Abstract 3849
Background
NEOS is a randomized phase III study that assessed the long-term prognosis of estrogen receptor positive (ER+) primary breast cancer (PBC) pts who received NET with/without adjuvant chemotherapy (CT). We presented the first report about the relationship between DFS and clinical response to NET at median follow-up 4Y in SABCS 2017. We now present new data corrected according to long follow-up (median 5.9Y).
Methods
Postmenopausal BC pts with ER +/HER2 negative, T1c-2, clinically node negative, and under 76 years old were enrolled at primary registration. Pts were treated by leterozole (LET) in weeks 24-28 after primary enrollment. Pts who experienced progression of disease (PD) during neoadjuvant phase were excluded at randomization and received systemic therapy driven by investigators before or after surgery. Pts who met eligibility criteria were randomized 1:1 to LET for 4.5-5 years after CT or LET alone for 4.5-5 years without CT after surgery. DFS/OS in patients showing CR, PR, SD or PD response to NET are secondary endpoints and DDFS is an exploratory endpoint.
Results
Between May 2008 and June 2013, 904 patients were enrolled at primary registration from 100 institutions in Japan and 21 pts were withdrawn during neoadjuvant phase. The median age was 63 years, T1c: 36%, T2: 64%, and progesterone receptor (PgR) +: 79%. Clinical response rates (CR, PR, SD and PD) were 2% (16pts), 48% (421pts), 46% (403pts) and 5% (43pts), respectively.
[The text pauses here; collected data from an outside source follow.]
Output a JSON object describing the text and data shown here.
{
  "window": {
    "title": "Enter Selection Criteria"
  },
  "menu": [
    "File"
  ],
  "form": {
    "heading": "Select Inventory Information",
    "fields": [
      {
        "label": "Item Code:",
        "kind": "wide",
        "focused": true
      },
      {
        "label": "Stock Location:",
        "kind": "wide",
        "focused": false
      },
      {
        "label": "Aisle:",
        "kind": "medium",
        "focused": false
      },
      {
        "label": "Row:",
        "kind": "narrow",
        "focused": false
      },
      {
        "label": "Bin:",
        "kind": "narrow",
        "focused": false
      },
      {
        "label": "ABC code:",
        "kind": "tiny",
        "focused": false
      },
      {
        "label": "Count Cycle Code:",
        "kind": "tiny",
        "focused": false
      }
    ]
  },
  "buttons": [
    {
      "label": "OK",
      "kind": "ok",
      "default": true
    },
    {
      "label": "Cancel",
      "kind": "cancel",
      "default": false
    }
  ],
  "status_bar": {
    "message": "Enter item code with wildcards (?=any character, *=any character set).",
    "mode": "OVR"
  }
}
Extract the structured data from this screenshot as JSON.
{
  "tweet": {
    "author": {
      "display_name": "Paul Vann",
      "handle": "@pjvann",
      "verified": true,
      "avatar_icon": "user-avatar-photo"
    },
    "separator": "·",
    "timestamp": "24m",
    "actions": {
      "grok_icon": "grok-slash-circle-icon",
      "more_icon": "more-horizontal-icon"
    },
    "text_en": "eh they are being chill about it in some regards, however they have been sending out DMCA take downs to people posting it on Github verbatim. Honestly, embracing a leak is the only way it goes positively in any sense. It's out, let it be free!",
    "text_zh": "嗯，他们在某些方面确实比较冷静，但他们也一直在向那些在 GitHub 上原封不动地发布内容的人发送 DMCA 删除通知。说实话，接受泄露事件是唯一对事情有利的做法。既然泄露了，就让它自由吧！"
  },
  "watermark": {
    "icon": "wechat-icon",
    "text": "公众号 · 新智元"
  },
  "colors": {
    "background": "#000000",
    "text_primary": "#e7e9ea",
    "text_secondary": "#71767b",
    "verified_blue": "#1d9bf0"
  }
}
In each response, 0% (0/16), 10.7% (45/421), 12.7% (51/403), and 44.2% (19/43) experienced DFS events and 0% (0/16), 5.2% (22/421), 7.2% (29/403) and 26% (11/43) experienced DDFS events. DDFS in PD pts to NET were statistically significantly worse than CR, PR, SD pts (p < 0.001, hazard ratio 4.83 (95% CI:2.52-9.29). The predictive markers of PD for NET were PgR status (P < 0.001) and Ki67 status (P = 0.041) in biopsy specimen among factors evaluated by multivariate analysis
Conclusions
The DDFS of PBC pts excluding PD pts to NET is excellent regardless of treatment with/without CT. NET with utilization of PD response as a prognostic marker can be considered as a standard treatment option for these patients.
Clinical trial identification
UMIN000001090.
Legal entity responsible for the study
CSPOR.
Funding
The parent NEOS study was sponsored by CSPOR (Comprehensive Support Project for Oncology Research), part of a Sponsored by CSPOR and Novartis and Chugai Pharmaceuticals provided funding to CSPOR.
Editorial Acknowledgement
Disclosure
H. Iwata: Research: Chugai, Novartis, MSD, Lilly; Honororia: Chugai, AstraZeneca, Daiichi Sankyo; Advisory Board: Daiichi Sankyo, Chugai, Lilly, Kyowa Hakko Kirin, Pfizer, Novartis, AstraZeneca. N. Masuda: Honoraria: Chugai, AstraZeneca, Pfizer, Takeda; Research: Chugai, Novartis, MSD, Eli-Lilly, AstraZeneca, Daiichi Sankyo, Kyowa- Kirin, Pfizer. T. Toyama: Research fund: Eisai, Kyowa Kirin, Takeda, Chugai, Novartis, Nippon Kayaku, Pfizer, Daiichi Sankyo; Advisory board: AstraZeneca. M. Kashiwaba: Honoraria: Chugai, AstraZeneca. Y. Ohashi: Honororia: Chugai, PHRF; Consultant: Chugai; Research fund: Eisai. All other authors have declared no conflicts of interest.